Cómo guardar correctamente un saco de dormir en la mochila.
Lo primero es lo primero: el saco de dormir casi siempre debe colocarse en la parte baja de la mochila, pero sin quedar desprotegido. La solución más común es colocarlo en el fondo del compartimento principal, dentro de una bolsa impermeable o con un forro aparte para protegerlo de la humedad. Esto rellenará bien el fondo y creará una base suave para el resto de la mochila.
Muchas personas utilizan la bolsa de compresión incluida para minimizar el volumen. Esta puede ser la mejor opción en viajes donde cada litro cuenta, pero tiene sus desventajas. La compresión constante durante todo el día desgasta el relleno más que si se deja que el saco se comprima un poco menos. Si tienes una mochila grande o mucho espacio, suele ser mejor dejar que el saco de dormir se expanda un poco dentro de la bolsa de compresión y se adapte al espacio disponible.

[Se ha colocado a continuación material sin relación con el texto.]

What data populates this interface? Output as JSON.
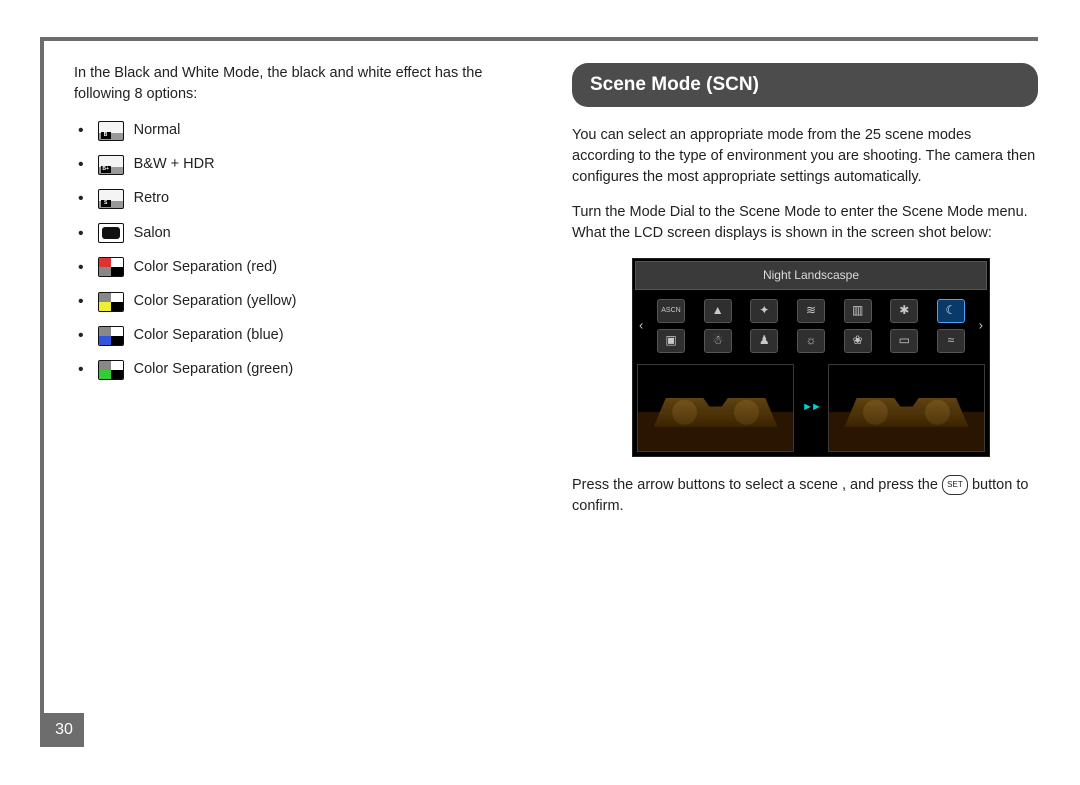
{
  "page_number": "30",
  "left": {
    "intro": "In the Black and White Mode, the black and white effect has the following 8 options:",
    "options": [
      {
        "label": "Normal",
        "icon_tag": "B"
      },
      {
        "label": "B&W + HDR",
        "icon_tag": "B+"
      },
      {
        "label": "Retro",
        "icon_tag": "S"
      },
      {
        "label": "Salon",
        "icon_tag": ""
      },
      {
        "label": "Color Separation (red)",
        "colors": [
          "#d33",
          "#fff",
          "#888",
          "#000"
        ]
      },
      {
        "label": "Color Separation (yellow)",
        "colors": [
          "#888",
          "#fff",
          "#ee3",
          "#000"
        ]
      },
      {
        "label": "Color Separation (blue)",
        "colors": [
          "#888",
          "#fff",
          "#35d",
          "#000"
        ]
      },
      {
        "label": "Color Separation (green)",
        "colors": [
          "#888",
          "#fff",
          "#3c3",
          "#000"
        ]
      }
    ]
  },
  "right": {
    "header": "Scene Mode (SCN)",
    "p1": "You can select an appropriate mode from the 25 scene modes according to the type of environment you are shooting. The camera then configures the most appropriate settings automatically.",
    "p2": "Turn the Mode Dial to the Scene Mode to enter the Scene Mode menu. What the LCD screen displays is shown in the screen shot below:",
    "lcd_title": "Night Landscaspe",
    "set_label": "SET",
    "p3_a": "Press the arrow buttons to select a scene , and press the ",
    "p3_b": " button to confirm.",
    "scene_row1": [
      "ASCN",
      "▲",
      "✦",
      "≋",
      "▥",
      "✱",
      "☾"
    ],
    "scene_row2": [
      "▣",
      "☃",
      "♟",
      "☼",
      "❀",
      "▭",
      "≈"
    ]
  }
}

Esto es especialmente cierto en el caso de los sacos de dormir de plumas. Las plumas son sensibles a la humedad y se conservan mejor cuando mantienen su volumen. Los sacos de dormir sintéticos suelen soportar un trato un poco más brusco y a menudo recuperan mejor su forma tras la compresión, pero incluso en estos casos es recomendable evitar ejercer más presión de la necesaria.
Bolsa de embalaje o bolsa de compresión: ¿cuál es la mejor opción?
Depende del viaje, del clima y del saco de dormir que uses. Una bolsa de compresión normal suele ser la mejor opción para quienes desean proteger su saco de dormir sin comprimirlo más de lo necesario. Funciona bien en mochilas grandes y en viajes donde el peso ligero no tiene que estar ligado a un volumen mínimo.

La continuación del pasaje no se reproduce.